Too Loud a Solitude (Bohumil Hrabal)
A short novel by Czech writer Bohumil Hrabal, this eccentric romp celebrates the indestructibility — against censorship and political oppression — of the written word. It tells the story of an old man who works as a paper crusher in Prague, using his job to save and amass astounding numbers of rare and banned books; he is an obsessive collector of knowledge.
"For thirty-five years now I've been in wastepaper, and it's my love story." The entire story is narrated in the first person by the main character Hanta. Hanta is portrayed as a sort of recluse and hermit, albeit one with encyclopedic literary knowledge. Hanta uses metaphorical language and surreal descriptions, and much of the book is concerned with just his inner thoughts, as he recalls and meditates on the outlandish amounts of knowledge he has attained over the years. He brings up stories from his past and imagines the events of whimsical scenarios. He contemplates the messages of the vast numbers of intellectuals which he has studied. The novel is vibrant with symbolism. A simple but obscure plot is present, however.
Bohumil Hrabal (1914-1997) was born in Moravia. He received a Law degree from Prague's Charles University, and lived in the city from the late 1940s on. He worked as a manual laborer alongside Vladimír Boudník in the Kladno ironworks in the 1950s, an experience which inspired the "hyper-realist" texts he was writing at the time.

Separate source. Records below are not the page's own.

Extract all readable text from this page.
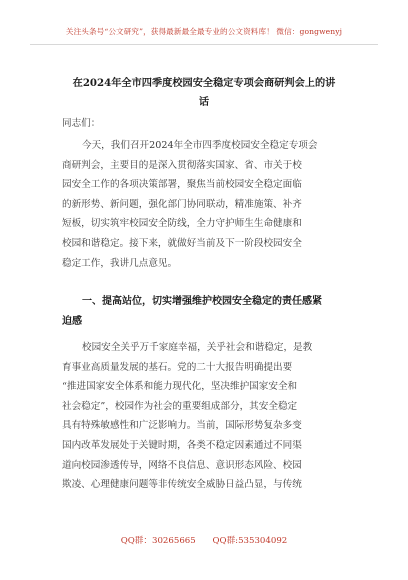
关注头条号“公文研究”，获得最新最全最专业的公文资料库！ 微信：gongwenyj
在2024年全市四季度校园安全稳定专项会商研判会上的讲
话
同志们：
今天，我们召开2024年全市四季度校园安全稳定专项会
商研判会，主要目的是深入贯彻落实国家、省、市关于校
园安全工作的各项决策部署，聚焦当前校园安全稳定面临
的新形势、新问题，强化部门协同联动，精准施策、补齐
短板，切实筑牢校园安全防线，全力守护师生生命健康和
校园和谐稳定。接下来，就做好当前及下一阶段校园安全
稳定工作，我讲几点意见。
一、提高站位，切实增强维护校园安全稳定的责任感紧
迫感
校园安全关乎万千家庭幸福，关乎社会和谐稳定，是教
育事业高质量发展的基石。党的二十大报告明确提出要
“推进国家安全体系和能力现代化，坚决维护国家安全和
社会稳定”，校园作为社会的重要组成部分，其安全稳定
具有特殊敏感性和广泛影响力。当前，国际形势复杂多变
国内改革发展处于关键时期，各类不稳定因素通过不同渠
道向校园渗透传导，网络不良信息、意识形态风险、校园
欺凌、心理健康问题等非传统安全威胁日益凸显，与传统
QQ群：30265665 QQ群:535304092
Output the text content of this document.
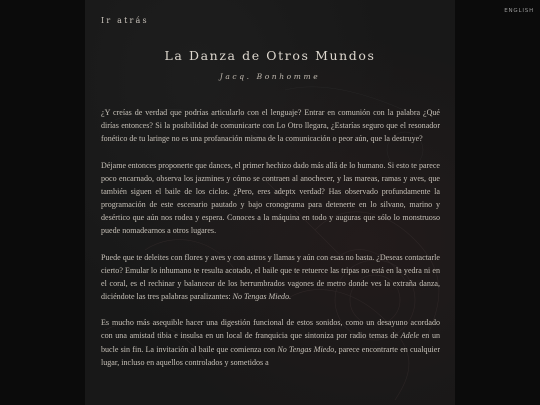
Ir atrás
La Danza de Otros Mundos
Jacq. Bonhomme

¿Y creías de verdad que podrías articularlo con el lenguaje? Entrar en comunión con la palabra ¿Qué dirías entonces? Si la posibilidad de comunicarte con Lo Otro llegara, ¿Estarías seguro que el resonador fonético de tu laringe no es una profanación misma de la comunicación o peor aún, que la destruye?

Déjame entonces proponerte que dances, el primer hechizo dado más allá de lo humano. Si esto te parece poco encarnado, observa los jazmines y cómo se contraen al anochecer, y las mareas, ramas y aves, que también siguen el baile de los ciclos. ¿Pero, eres adeptx verdad? Has observado profundamente la programación de este escenario pautado y bajo cronograma para detenerte en lo silvano, marino y desértico que aún nos rodea y espera. Conoces a la máquina en todo y auguras que sólo lo monstruoso puede nomadearnos a otros lugares.

Puede que te deleites con flores y aves y con astros y llamas y aún con esas no basta. ¿Deseas contactarle cierto? Emular lo inhumano te resulta acotado, el baile que te retuerce las tripas no está en la yedra ni en el coral, es el rechinar y balancear de los herrumbrados vagones de metro donde ves la extraña danza, diciéndote las tres palabras paralizantes: No Tengas Miedo.

Es mucho más asequible hacer una digestión funcional de estos sonidos, como un desayuno acordado con una amistad tibia e insulsa en un local de franquicia que sintoniza por radio temas de Adele en un bucle sin fin. La invitación al baile que comienza con No Tengas Miedo, parece encontrarte en cualquier lugar, incluso en aquellos controlados y sometidos a

ENGLISH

His best known novels were Closely Watched Trains (1965) and I Served the King of England. In 1965 he bought a cottage in Kersko, which he used to visit till the end of his life, and where he kept cats ("kočenky").
He was a great storyteller; his popular pub was At the Golden Tiger (U zlatého tygra) on Husova Street in Prague, where he met the Czech President Václav Havel, the American President Bill Clinton and the then-US ambassador to the UN Madeleine Albright on January 11th, 1994.
Several of his works were not published in Czechoslovakia due to the objections of the authorities. He died when he fell from a fifth floor hospital where he was apparently trying to feed pigeons. It was noted that Hrabal lived on the fifth floor of his apartment building and that suicides by leaping from a fifth-floor window were mentioned in several of his books.